Dáil debates

Wednesday, 25 March 2015

An Bille um an gCúigiú Leasú is Tríocha ar an mBunreacht (Aois Intofachta chun Oifig an Uachtaráin) 2015: An Dara Céim - Thirty-fifth Amendment of the Constitution (Age of Eligibility for Election to the Office of President) Bill 2015: Second Stage

 

11:50 am

Photo of Colm KeaveneyColm Keaveney (Galway East, Fianna Fail) | Oireachtas source

I welcome the measures proposed in the referendum. There can be little reasoned or objective opposition to it except to wonder why we did not reduce it to 18 years. The Government has taken the maxim from Animal Farmthat all animals are equal but some are more equal than others as an instruction rather than an ironic statement. The Government is very good at singling out young people when it comes to cuts in their social protection payments. The Government was quick in its crusade to attack 18 year olds, who were specifically targeted by the Labour Party in strategic attacks on young people.

However, that will not distract us from supporting the referendum. In a presidential election, it ought to be up to the electorate to determine whether the person is sufficiently mature at 18, 21 or 35 years to hold national office. Maturity is not a matter of age. I meet many 18 year olds who demonstrate more maturity than many of the Ministers who sit on the Government side of the House.

I have some questions. Is this it? Is this the extent of the democratic revolution? Is this what it is all about? Some €35 million has been put on the table to run a referendum. In the lifetime of this Government the funding of €35 million ring-fenced for mental health services has never been spent. Young people, 18 year olds, children and adolescents have been waiting years for mental health services and this is the extent of the democratic revolution. The Government has not spent one penny of the ring-fenced money and failed to honour the protection of the most vulnerable people while this is the flagship political reform. I am completely underwhelmed by the democratic revolution and I am not alone because the public are completely underwhelmed by the Government.

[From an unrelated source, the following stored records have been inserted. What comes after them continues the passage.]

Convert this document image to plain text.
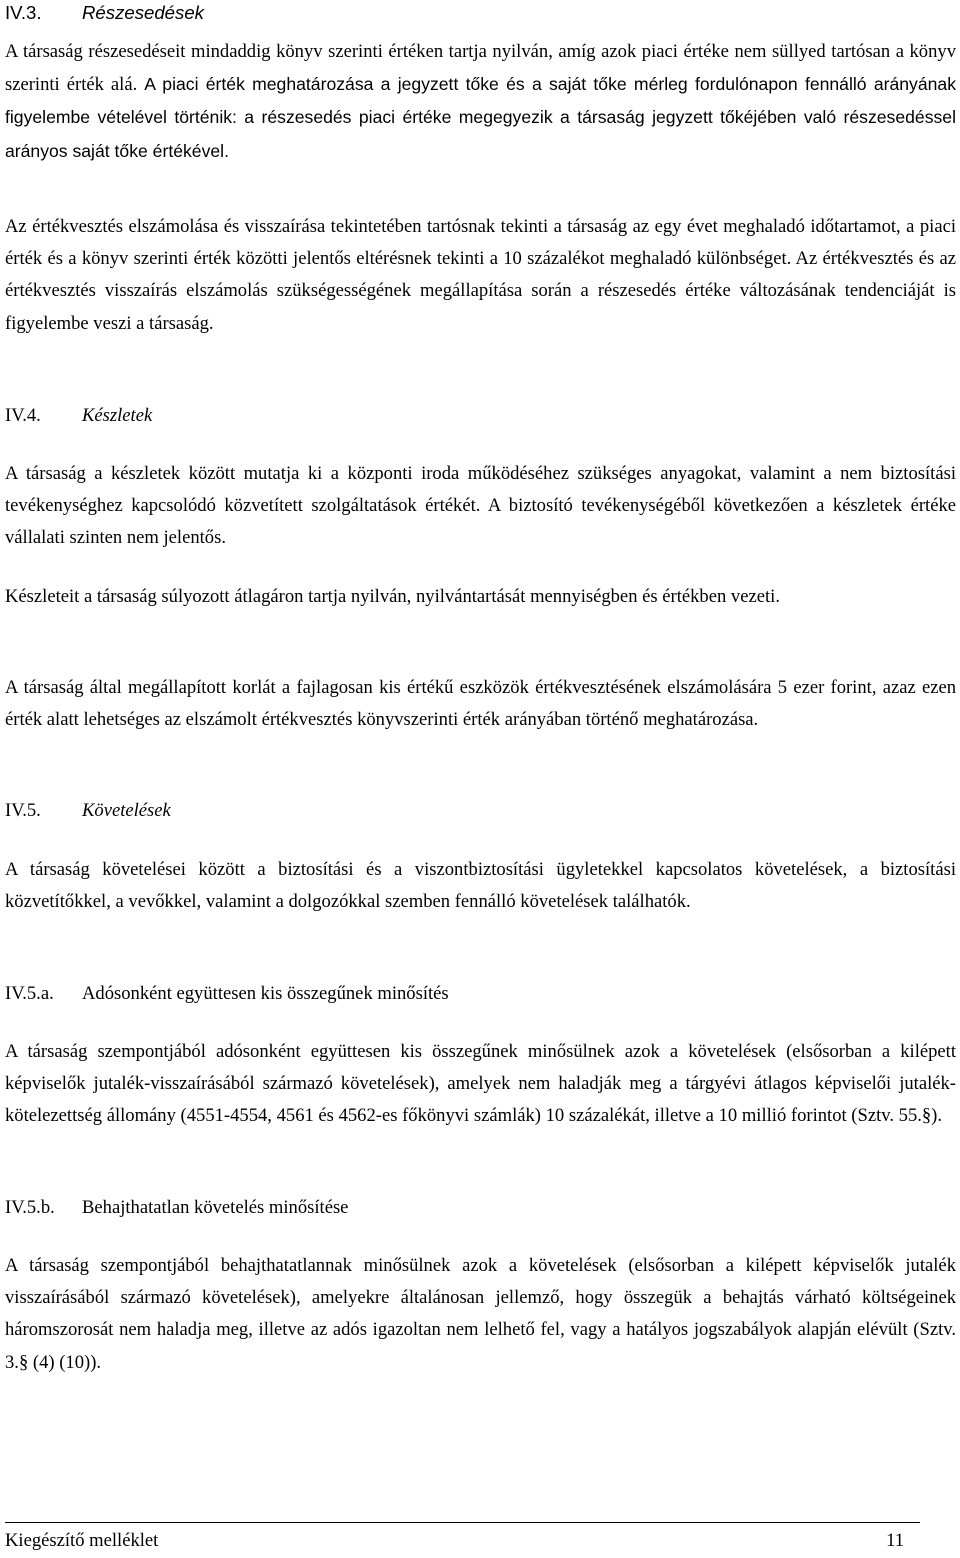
IV.3. Részesedések
A társaság részesedéseit mindaddig könyv szerinti értéken tartja nyilván, amíg azok piaci értéke nem süllyed tartósan a könyv szerinti érték alá. A piaci érték meghatározása a jegyzett tőke és a saját tőke mérleg fordulónapon fennálló arányának figyelembe vételével történik: a részesedés piaci értéke megegyezik a társaság jegyzett tőkéjében való részesedéssel arányos saját tőke értékével.
Az értékvesztés elszámolása és visszaírása tekintetében tartósnak tekinti a társaság az egy évet meghaladó időtartamot, a piaci érték és a könyv szerinti érték közötti jelentős eltérésnek tekinti a 10 százalékot meghaladó különbséget. Az értékvesztés és az értékvesztés visszaírás elszámolás szükségességének megállapítása során a részesedés értéke változásának tendenciáját is figyelembe veszi a társaság.
IV.4. Készletek
A társaság a készletek között mutatja ki a központi iroda működéséhez szükséges anyagokat, valamint a nem biztosítási tevékenységhez kapcsolódó közvetített szolgáltatások értékét. A biztosító tevékenységéből következően a készletek értéke vállalati szinten nem jelentős.
Készleteit a társaság súlyozott átlagáron tartja nyilván, nyilvántartását mennyiségben és értékben vezeti.
A társaság által megállapított korlát a fajlagosan kis értékű eszközök értékvesztésének elszámolására 5 ezer forint, azaz ezen érték alatt lehetséges az elszámolt értékvesztés könyvszerinti érték arányában történő meghatározása.
IV.5. Követelések
A társaság követelései között a biztosítási és a viszontbiztosítási ügyletekkel kapcsolatos követelések, a biztosítási közvetítőkkel, a vevőkkel, valamint a dolgozókkal szemben fennálló követelések találhatók.
IV.5.a. Adósonként együttesen kis összegűnek minősítés
A társaság szempontjából adósonként együttesen kis összegűnek minősülnek azok a követelések (elsősorban a kilépett képviselők jutalék-visszaírásából származó követelések), amelyek nem haladják meg a tárgyévi átlagos képviselői jutalék-kötelezettség állomány (4551-4554, 4561 és 4562-es főkönyvi számlák) 10 százalékát, illetve a 10 millió forintot (Sztv. 55.§).
IV.5.b. Behajthatatlan követelés minősítése
A társaság szempontjából behajthatatlannak minősülnek azok a követelések (elsősorban a kilépett képviselők jutalék visszaírásából származó követelések), amelyekre általánosan jellemző, hogy összegük a behajtás várható költségeinek háromszorosát nem haladja meg, illetve az adós igazoltan nem lelhető fel, vagy a hatályos jogszabályok alapján elévült (Sztv. 3.§ (4) (10)).
Kiegészítő melléklet	11
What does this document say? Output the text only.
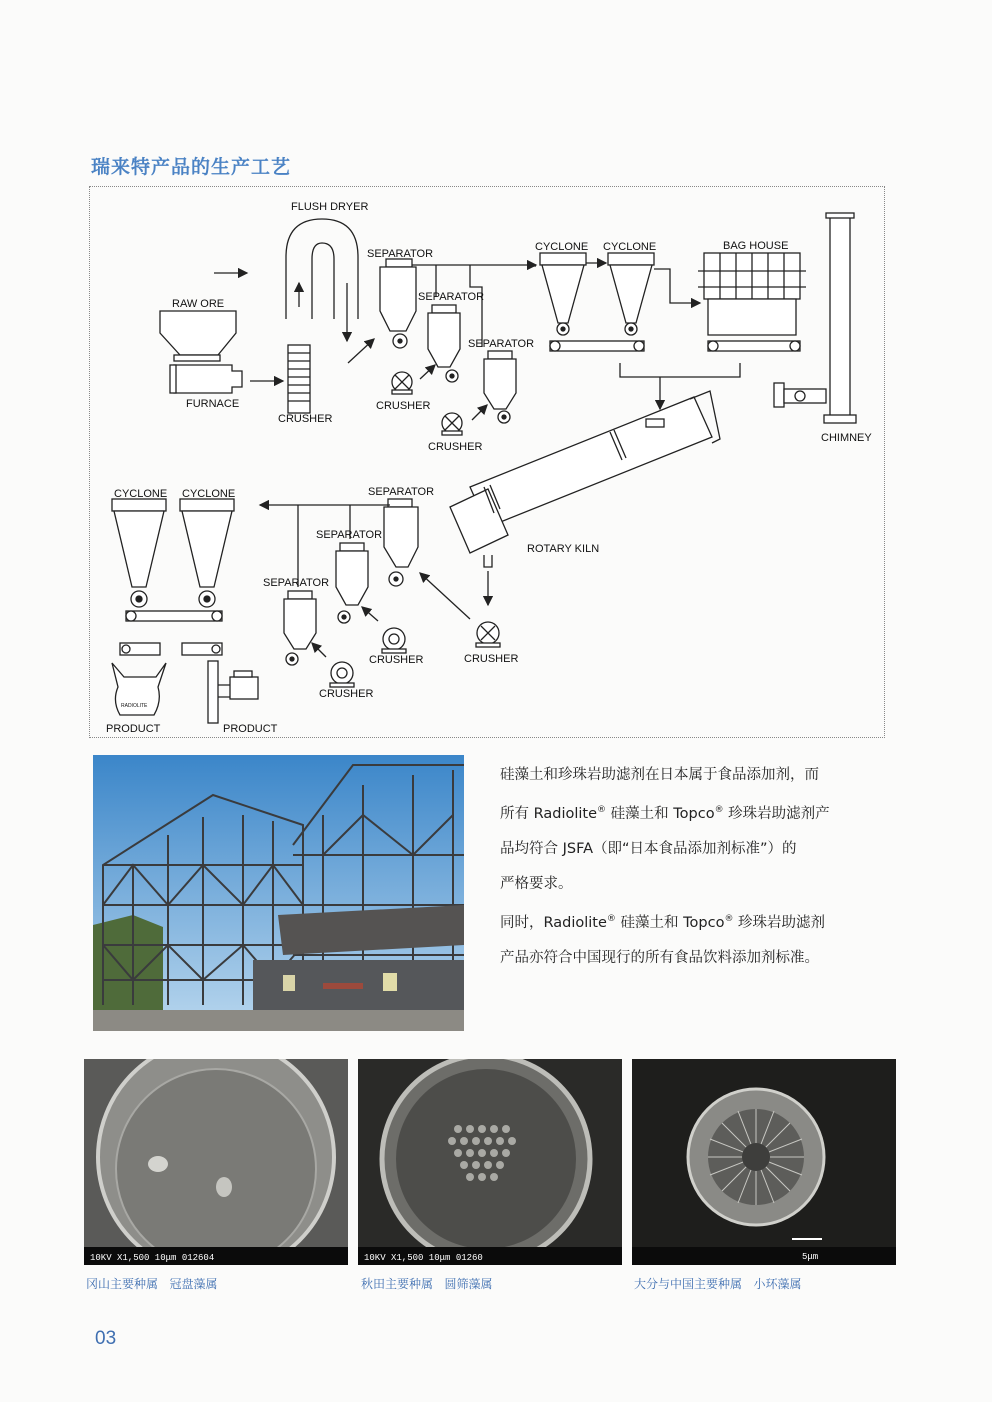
瑞来特产品的生产工艺
FLUSH DRYER
RAW ORE
FURNACE
CRUSHER
SEPARATOR
SEPARATOR
SEPARATOR
CRUSHER
CRUSHER
CYCLONE CYCLONE	BAG HOUSE
CHIMNEY
ROTARY KILN
SEPARATOR
SEPARATOR
SEPARATOR
CYCLONE CYCLONE
CRUSHER
CRUSHER
CRUSHER
PRODUCT	PRODUCT
RADIOLITE

硅藻土和珍珠岩助滤剂在日本属于食品添加剂，而

所有 Radiolite® 硅藻土和 Topco® 珍珠岩助滤剂产

品均符合 JSFA（即“日本食品添加剂标准”）的

严格要求。

同时，Radiolite® 硅藻土和 Topco® 珍珠岩助滤剂

产品亦符合中国现行的所有食品饮料添加剂标准。

10KV X1,500 10μm 012604	10KV X1,500 10μm 01260	5μm
冈山主要种属   冠盘藻属	秋田主要种属   圆筛藻属	大分与中国主要种属   小环藻属
03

In various discussions in my constituency and beyond, I found broad awareness about the marriage referendum but no one knows anything about this proposal. It says a lot about the characteristic of this Government that it uses this as some form of fig leaf on political and constitutional reform. It is underwhelming and pathetic but that cannot distract us and distract this party from supporting the engagement of young people. Many people have confessed to me their views on the paucity of ambition in this Government and ask me whether this is all the Government has to offer in terms of political and constitutional reform. There was a glorious opportunity to put to the people in May a referendum on public ownership of Irish Water. When I knock on doors on Saturday afternoons and ask people to come out and vote to ensure the participation of young people, people ask me whether this is it. It is pathetic. One speaker described it as underwhelming and I must agree.

The Constitutional Convention was given a limited range of subject matter to examine and, like the Government, there was nothing too radical on the agenda. This was strategically chosen so that the status quocould be protected. Do not allow the Constitutional Convention to run away with itself, give it a limited mandate and make sure the network and the club upstairs in the ministerial offices continues as has been the case before. The democratic revolution was only words on a programme for Government and was never going to be an action. The Government managed to limit the brief of the Constitutional Convention and come up with well-reasoned arguments why it should not be ambitious. An underwhelming agenda was offered to the Constitutional Convention. Is this the best constitutional and political reform after where we have come from, given the appetite of the people of this country for wholescale reform? Is this it, reducing the participation age to 21 years?